2本のアームに吹き付けノズルが取り付けられ、1本アームに比べて半分の時間で作業できるのはもちろん、1人のオペレーターが2本のノズルを、
ナ、ナ、ナ、ナント、
“二刀流”で操作
できるのです。(鹿島のプレスリリースはこちら)
この新型吹き付け機は、以前に開発された(1)1ノズルによる自動吹き付けシステムと。(2)エレクター(把持装置)付き2ノズル吹き付け機を融合し、自動化したものです。
吹き付け前に掘削最前面の切羽を3Dスキャンして形状を計測し、平滑な仕上がり面となる最適な吹き付けを自動的に行うことができます。
左右のノズルが、それぞれの吹き付け動作を効率的に行うようにプログラムを改良したほか、自動吹き付け作業中はエレクターや左右ノズルのアーム挙動を監視して、衝突を防いだり、互いに可動速度を調整し合う競合防止機能を備えています。

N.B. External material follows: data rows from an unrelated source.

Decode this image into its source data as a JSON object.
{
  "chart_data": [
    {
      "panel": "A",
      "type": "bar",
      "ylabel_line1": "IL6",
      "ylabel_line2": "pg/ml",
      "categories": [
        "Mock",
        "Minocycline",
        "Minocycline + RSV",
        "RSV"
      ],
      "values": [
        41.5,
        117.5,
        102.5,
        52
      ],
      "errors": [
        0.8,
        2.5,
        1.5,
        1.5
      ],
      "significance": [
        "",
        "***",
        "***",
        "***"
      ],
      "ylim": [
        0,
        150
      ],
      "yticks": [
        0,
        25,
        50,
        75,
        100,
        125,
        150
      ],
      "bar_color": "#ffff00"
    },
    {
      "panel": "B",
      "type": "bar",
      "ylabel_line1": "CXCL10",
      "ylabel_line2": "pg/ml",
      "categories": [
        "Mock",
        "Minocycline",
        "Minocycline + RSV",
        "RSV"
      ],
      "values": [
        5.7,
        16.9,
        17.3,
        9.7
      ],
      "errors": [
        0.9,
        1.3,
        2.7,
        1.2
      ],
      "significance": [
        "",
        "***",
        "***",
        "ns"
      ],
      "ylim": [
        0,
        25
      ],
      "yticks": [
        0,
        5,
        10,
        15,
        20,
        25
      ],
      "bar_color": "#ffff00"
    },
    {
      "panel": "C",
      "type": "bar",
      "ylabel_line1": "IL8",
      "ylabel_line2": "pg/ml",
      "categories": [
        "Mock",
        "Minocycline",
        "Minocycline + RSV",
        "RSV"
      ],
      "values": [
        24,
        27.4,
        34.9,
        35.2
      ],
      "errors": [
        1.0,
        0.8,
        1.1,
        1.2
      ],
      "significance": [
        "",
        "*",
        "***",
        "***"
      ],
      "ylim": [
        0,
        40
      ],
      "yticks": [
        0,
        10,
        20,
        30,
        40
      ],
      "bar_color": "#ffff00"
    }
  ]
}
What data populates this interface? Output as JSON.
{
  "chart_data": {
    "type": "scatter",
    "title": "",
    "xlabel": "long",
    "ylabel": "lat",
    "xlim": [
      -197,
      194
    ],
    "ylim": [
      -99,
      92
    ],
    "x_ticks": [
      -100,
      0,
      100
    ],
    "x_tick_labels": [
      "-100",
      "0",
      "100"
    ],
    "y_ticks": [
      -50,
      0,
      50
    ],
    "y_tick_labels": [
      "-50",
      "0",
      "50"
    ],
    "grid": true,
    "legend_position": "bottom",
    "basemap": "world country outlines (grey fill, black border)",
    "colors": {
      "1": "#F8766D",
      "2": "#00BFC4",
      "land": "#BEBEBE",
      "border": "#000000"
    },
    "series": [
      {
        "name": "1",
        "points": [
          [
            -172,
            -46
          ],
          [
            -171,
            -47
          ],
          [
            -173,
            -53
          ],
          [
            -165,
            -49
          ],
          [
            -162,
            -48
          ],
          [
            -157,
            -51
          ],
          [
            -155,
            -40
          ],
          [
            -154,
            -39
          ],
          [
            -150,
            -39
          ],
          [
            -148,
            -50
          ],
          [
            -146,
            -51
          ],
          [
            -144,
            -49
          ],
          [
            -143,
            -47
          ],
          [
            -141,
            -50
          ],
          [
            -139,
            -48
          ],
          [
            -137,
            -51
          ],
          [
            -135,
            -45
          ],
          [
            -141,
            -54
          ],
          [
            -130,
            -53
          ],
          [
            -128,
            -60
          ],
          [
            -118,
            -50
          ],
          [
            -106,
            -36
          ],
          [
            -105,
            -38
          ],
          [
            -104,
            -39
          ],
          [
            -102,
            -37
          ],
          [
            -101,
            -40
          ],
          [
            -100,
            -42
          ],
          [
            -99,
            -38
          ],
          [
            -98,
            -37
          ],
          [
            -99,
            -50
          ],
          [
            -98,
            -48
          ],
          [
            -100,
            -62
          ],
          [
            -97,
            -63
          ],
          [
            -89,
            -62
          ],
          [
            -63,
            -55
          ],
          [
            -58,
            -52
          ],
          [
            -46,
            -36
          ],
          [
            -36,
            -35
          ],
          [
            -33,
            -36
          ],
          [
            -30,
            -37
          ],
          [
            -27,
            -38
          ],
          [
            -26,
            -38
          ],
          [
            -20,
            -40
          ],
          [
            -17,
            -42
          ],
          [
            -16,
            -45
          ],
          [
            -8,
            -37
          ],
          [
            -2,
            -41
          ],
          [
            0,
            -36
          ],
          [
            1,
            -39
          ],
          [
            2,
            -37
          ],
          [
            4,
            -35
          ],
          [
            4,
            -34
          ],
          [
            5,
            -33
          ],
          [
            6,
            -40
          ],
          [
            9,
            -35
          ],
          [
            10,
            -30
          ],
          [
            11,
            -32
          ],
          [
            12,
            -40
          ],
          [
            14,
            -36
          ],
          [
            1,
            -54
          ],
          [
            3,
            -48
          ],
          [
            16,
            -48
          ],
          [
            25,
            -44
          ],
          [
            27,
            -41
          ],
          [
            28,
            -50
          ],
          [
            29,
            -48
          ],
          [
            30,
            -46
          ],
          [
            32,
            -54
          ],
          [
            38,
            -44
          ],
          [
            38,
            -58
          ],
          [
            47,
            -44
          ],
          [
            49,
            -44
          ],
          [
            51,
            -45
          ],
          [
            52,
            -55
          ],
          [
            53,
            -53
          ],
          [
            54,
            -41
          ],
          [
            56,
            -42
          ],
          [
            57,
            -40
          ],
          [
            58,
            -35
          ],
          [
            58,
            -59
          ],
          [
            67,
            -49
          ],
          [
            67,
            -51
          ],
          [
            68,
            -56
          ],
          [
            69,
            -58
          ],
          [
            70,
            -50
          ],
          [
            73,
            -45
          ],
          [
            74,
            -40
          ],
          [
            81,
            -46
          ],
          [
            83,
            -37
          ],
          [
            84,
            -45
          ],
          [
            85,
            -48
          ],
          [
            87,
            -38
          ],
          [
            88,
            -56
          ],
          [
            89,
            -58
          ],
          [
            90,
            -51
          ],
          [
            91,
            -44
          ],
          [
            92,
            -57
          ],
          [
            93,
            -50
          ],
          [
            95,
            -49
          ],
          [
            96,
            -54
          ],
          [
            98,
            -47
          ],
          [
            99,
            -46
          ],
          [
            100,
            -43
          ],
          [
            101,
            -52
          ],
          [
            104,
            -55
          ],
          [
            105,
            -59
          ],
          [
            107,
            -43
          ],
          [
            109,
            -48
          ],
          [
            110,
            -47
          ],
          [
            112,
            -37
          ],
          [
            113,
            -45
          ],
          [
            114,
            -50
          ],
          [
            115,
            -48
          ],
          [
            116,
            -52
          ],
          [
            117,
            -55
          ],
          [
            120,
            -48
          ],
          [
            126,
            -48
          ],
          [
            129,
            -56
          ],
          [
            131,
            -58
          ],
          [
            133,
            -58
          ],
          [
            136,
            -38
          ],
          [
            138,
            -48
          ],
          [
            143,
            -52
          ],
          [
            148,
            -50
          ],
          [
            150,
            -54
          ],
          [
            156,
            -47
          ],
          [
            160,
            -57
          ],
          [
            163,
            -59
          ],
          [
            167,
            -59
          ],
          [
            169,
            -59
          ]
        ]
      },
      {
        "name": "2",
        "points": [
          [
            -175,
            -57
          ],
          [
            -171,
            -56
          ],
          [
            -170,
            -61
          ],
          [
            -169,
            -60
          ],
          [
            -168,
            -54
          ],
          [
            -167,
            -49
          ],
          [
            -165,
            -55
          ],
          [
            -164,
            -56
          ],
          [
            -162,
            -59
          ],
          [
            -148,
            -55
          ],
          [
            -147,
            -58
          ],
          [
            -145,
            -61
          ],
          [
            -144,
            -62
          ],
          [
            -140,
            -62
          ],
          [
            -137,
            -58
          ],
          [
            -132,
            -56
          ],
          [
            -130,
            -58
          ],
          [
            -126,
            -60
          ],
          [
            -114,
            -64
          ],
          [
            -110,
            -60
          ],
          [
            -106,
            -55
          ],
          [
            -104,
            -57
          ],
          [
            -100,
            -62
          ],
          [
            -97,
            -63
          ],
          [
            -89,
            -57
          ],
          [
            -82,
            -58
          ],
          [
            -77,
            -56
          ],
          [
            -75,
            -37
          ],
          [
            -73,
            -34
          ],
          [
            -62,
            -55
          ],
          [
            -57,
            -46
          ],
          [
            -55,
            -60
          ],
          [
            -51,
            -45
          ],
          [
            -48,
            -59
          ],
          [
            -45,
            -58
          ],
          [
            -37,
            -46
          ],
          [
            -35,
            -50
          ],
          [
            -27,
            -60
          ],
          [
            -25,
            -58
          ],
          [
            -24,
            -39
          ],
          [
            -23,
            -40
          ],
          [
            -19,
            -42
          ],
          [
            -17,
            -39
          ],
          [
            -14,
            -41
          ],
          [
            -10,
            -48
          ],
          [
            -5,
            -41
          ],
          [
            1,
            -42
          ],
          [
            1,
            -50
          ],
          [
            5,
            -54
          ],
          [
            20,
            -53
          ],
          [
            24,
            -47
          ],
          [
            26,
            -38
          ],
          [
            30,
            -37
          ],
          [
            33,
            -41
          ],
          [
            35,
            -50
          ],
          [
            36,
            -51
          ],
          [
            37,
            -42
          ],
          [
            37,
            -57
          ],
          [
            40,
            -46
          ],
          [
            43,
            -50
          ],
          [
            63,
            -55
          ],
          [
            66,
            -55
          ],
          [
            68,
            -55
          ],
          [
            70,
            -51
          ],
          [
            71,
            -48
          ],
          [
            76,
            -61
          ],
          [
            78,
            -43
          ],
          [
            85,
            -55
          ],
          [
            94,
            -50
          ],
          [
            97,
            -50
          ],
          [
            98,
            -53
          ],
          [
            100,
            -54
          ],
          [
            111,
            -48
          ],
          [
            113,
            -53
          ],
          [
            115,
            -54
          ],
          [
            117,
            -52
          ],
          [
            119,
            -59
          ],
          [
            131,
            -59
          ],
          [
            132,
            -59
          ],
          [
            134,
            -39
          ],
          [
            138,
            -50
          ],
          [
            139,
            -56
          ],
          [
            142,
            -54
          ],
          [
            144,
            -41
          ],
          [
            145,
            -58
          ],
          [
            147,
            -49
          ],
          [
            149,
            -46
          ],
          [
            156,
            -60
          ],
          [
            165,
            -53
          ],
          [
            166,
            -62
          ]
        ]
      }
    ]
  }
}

その結果、1人のオペレーターが2つのノズルを使って、効率的に吹き付け作業が行えるようになりました。自動吹き付け能力は毎時48m3です。
さらに吹き付け作業時間は、従来の1ノズル自動吹き付けと比べて約50%短縮できることが実証されました。オペレーターが半減したことを考えると、労働生産性は約4倍にアップしたわけですね。
このほかコンクリートの吹き付け後、鋼製の支保工をトンネル内壁に建て込む作業を大幅に省力化する「建て込みガイダンスシステム」も開発されました。
支保工をエレクターブームという装置で切羽に取り付けるためには、目標位置までブームの関節角度や伸縮量を調整して動かす必要があります。
このシステムでは、これらの数値を計算してエレクターブームを遠隔操作し、所定の位置に支保工を建て込めるようにしました。
そして支保工には、「ワンタッチジョイント」と「固定用アンカー」をあらかじめ備えたものを開発しました。
これを使うことで、これまでオペレーター2人と切羽近くで作業する技能者3~4人が必要だった支保工建て込み作業を、
オペレーター1人
で行えることを実証したのです。
鹿島が開発を進める「A4CSEL for Tunnel」では、山岳トンネル工事の掘削作業を6つの施工ステップに分け、重機による自動化と一元管理の実現を目指しています。
今回の2ノズル自動吹き付け機と、建て込みガイダンスシステム、専用支保工の開発によって、山岳トンネル工事の生産性と安全性は、大幅に向上したと言えそうです。